Энн молчала задумавшись. Луна выглянула из-за туч и заиграла на влажной листве, а шпоры трубача и пуговицы на его мундире засверкали, как маленькие звездочки.

Когда они подошли к ограде оксуэллского парка, Джон спросил:

– Хотите пройти через усадьбу, или обойдем кругом?

– Мы можем пройти здесь, тут ближе.

Они вступили в парк, подошли по заросшей травой аллее почти к самому дому, свернули на тропинку, ведущую в деревню, и тут услыхали шум, голоса, громкие восклицания, которые доносились из темного здания, мимо которого проходили.

– Что там такое? – встревожилась Энн.

– Не знаю, – ответил ее спутник. – Пойду посмотрю.

Он обошел высохший, заросший кресс-салатом и сорняками пруд, который служил когда-то рыбным садком, по дренажной трубе переправился через едва заметный, но еще сочившийся ручеек и приблизился к дому. Оттуда несся нестройный шум, и любопытство заставило Джона обогнуть угол дома с той стороны, где окна были расположены ниже, и сквозь щель в ставнях заглянуть внутрь.

Он увидел комнату, в которой всегда обедал хозяин дома и которая по обычаю называлась парадной гостиной; там за столом сидело около дюжины молодых людей в форме территориальной конницы, и среди них – Фестус.

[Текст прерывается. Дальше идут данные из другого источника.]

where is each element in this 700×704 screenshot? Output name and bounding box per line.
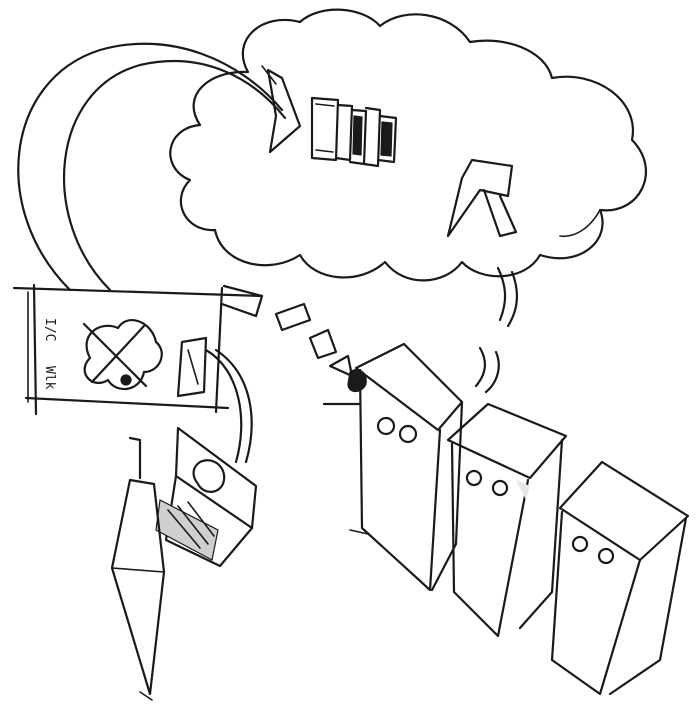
door-right <box>446 158 518 238</box>
cabinet-1 <box>322 342 464 592</box>
door-left <box>261 65 302 154</box>
panel-text-ic: I/C <box>42 318 57 341</box>
stand-easel <box>110 436 166 701</box>
dashed-arrow-panel-to-cabinets <box>274 302 354 378</box>
clock-icon <box>82 318 163 390</box>
books-stack <box>310 96 398 168</box>
cabinet-3 <box>550 460 690 696</box>
arrow-curve-inner <box>62 60 287 292</box>
arrow-panel-to-device <box>204 348 243 464</box>
cloud-outline <box>169 8 648 282</box>
info-panel <box>12 283 264 416</box>
arrow-curve-outer <box>17 42 284 292</box>
cabinet-2 <box>446 402 568 638</box>
device-box <box>155 426 258 568</box>
panel-text-wlk: Wlk <box>42 366 57 390</box>
dashed-arrow-cloud-to-cabinets <box>474 266 518 394</box>
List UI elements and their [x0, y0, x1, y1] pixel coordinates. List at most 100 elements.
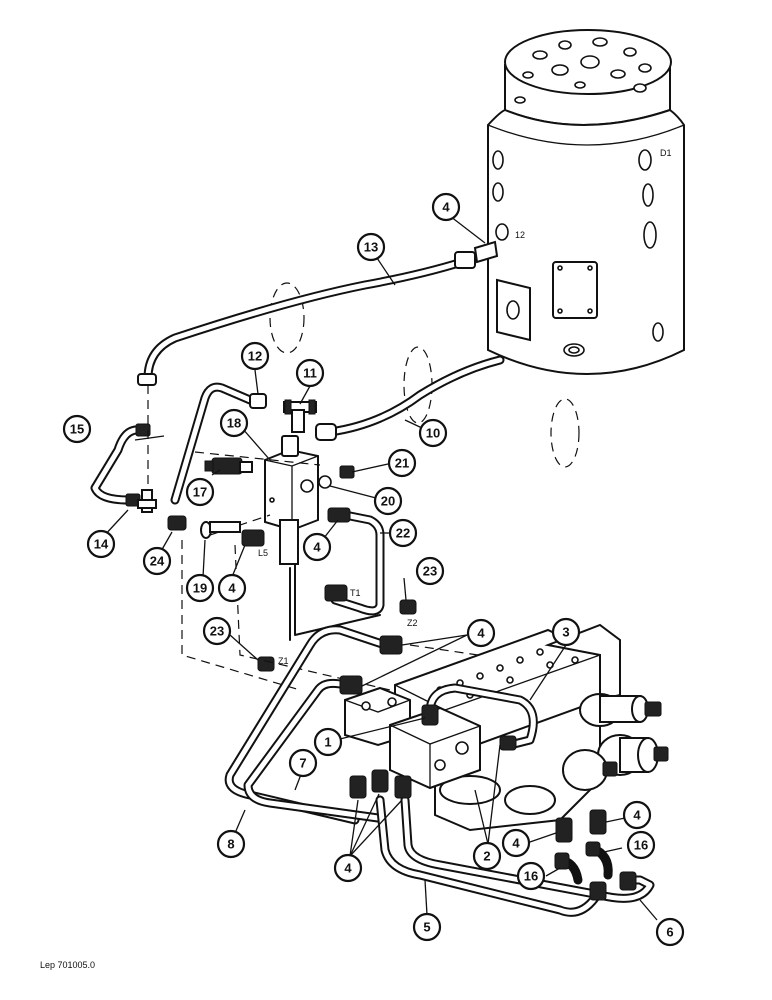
svg-text:10: 10 — [426, 426, 440, 441]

Они пили, хохотали, пели, стучали кулаками по столу – словом, веселились вовсю, производя дикий шум. В неплотно прикрытое окно порывами задувал ветер, колыхая пламя свечей, и они оплывали, одеваясь в причудливые струящиеся одежды, словно в саван, и горели коптящим желтым пламенем, тускнея от нагара своих толстых черных фитилей. Один из бражников, видимо, сильно захмелев, заливался пьяными слезами, обхватив за шею соседа. Другой произносил какую-то бессвязную речь, которой никто не слушал. У одних лица побагровели, у других казались желтыми, как воск; одни клевали носом, другие были чрезмерно возбуждены. Только Фестус пребывал в обычном для него состоянии и, сидя во главе стола, огромный, грузный, с выражением довольства и превосходства наблюдал за своими захмелевшими приятелями и, казалось, торжествовал. Джон услышал, как один из пирующих кликнул служанку дядюшки Бенджи – молодую женщину, племянницу Энтони Крипплстроу; в руки ей насильно сунули скрипку и заставили извлекать из этого инструмента какие-то нестройные звуки.

Видимо, молодой Дерримен ухитрился выжить из дому своего дядюшку для того, чтобы распоряжаться там по своему усмотрению. Присматривать за домом было поручено Крипплстроу, и для Фестуса не составило особого труда отобрать у этого преданного слуги все ключи, какие ему потребовались.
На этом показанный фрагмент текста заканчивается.